U.K.-based telco responds to mounting speculation as it seeks to ease pressure wrought by Jio.
Vodafone on Monday confirmed it is in talks about potentially merging its Indian business with local rival Idea Cellular.
In a brief statement, Vodafone said it is in discussions with Idea parent Aditya Birla Group about an all-share transaction with Idea.
"Any merger would be effected through the issue of new shares in Idea to Vodafone," the telco said.

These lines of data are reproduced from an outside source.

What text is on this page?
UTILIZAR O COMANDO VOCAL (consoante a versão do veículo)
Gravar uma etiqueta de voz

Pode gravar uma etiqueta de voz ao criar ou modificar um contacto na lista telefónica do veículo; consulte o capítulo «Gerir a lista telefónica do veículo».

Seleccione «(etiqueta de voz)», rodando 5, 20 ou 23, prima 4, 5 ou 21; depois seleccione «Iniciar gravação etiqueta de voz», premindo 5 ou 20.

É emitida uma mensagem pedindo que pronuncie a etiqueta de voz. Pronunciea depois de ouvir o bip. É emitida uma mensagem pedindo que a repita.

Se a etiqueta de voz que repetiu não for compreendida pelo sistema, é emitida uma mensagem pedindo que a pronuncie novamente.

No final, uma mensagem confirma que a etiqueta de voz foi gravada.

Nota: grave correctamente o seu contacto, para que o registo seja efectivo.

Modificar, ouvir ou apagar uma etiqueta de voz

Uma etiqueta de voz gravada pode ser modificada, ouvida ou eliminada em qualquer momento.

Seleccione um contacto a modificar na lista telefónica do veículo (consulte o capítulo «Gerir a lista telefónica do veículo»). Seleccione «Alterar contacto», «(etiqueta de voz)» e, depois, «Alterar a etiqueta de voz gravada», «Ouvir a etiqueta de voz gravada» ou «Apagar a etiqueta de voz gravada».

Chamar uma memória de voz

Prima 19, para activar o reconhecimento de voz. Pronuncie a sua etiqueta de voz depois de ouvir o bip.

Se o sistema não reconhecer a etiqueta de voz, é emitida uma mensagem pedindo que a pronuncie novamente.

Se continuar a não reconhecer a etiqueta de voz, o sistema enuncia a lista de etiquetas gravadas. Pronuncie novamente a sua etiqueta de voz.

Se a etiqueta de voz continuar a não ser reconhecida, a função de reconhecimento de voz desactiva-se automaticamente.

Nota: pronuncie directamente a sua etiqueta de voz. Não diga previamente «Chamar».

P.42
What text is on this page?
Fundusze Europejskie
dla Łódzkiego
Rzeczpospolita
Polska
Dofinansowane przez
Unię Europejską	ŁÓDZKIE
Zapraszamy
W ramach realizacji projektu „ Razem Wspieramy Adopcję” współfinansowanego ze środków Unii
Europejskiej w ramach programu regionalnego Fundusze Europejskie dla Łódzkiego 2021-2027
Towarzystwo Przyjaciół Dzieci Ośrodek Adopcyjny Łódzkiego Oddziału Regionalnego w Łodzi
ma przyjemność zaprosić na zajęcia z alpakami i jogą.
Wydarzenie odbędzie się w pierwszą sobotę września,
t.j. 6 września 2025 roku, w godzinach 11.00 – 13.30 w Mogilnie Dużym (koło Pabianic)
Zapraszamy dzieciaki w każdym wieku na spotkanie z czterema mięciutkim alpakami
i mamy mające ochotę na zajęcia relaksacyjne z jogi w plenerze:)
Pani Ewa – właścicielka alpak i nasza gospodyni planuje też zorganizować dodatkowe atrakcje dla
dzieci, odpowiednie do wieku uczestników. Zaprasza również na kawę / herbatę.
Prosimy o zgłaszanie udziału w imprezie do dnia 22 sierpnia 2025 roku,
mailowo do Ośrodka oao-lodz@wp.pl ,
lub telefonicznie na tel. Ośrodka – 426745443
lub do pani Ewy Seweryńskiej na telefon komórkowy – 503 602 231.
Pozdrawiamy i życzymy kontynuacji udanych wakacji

The deal would also see Vodafone India deconsolidated from the group.
Vodafone’s 42% stake in cell tower firm Indus Towers – a company in which Idea and rival Bharti Airtel also hold shares – would not be included in any merger with Idea, the company said.
The statement confirms mounting media speculation that Vodafone is on the hunt for a deal.
A tie-up between Idea and Vodafone would create a new market leader in India, with 387 million mobile customers, according to figures from the Telecom Regulatory Authority of India (TRAI). Current leader Bharti Airtel has 262 million.
The combined entity would likely have to divest assets, including spectrum, in order to comply with competition rules that stipulate that no single telco can have more than a 50% share of subscribers and revenue in any one telecom service area, or circle as they are called in India. Telcos are also limited to accumulating no more than 25% of available spectrum nationwide, and 50% in any one circle.
A deal would also help Vodafone and Idea ease the pressure wrought by the market’s ongoing price war.
It was sparked by Reliance Jio Infocomm, which has been offering free nationwide voice and 4G data since early September 2016, and has forced other telcos to drastically cut prices in order to remain competitive.
Jio’s rivals have also seen their points of interconnect (POIs) flooded by Jio customers availing themselves of the free calls.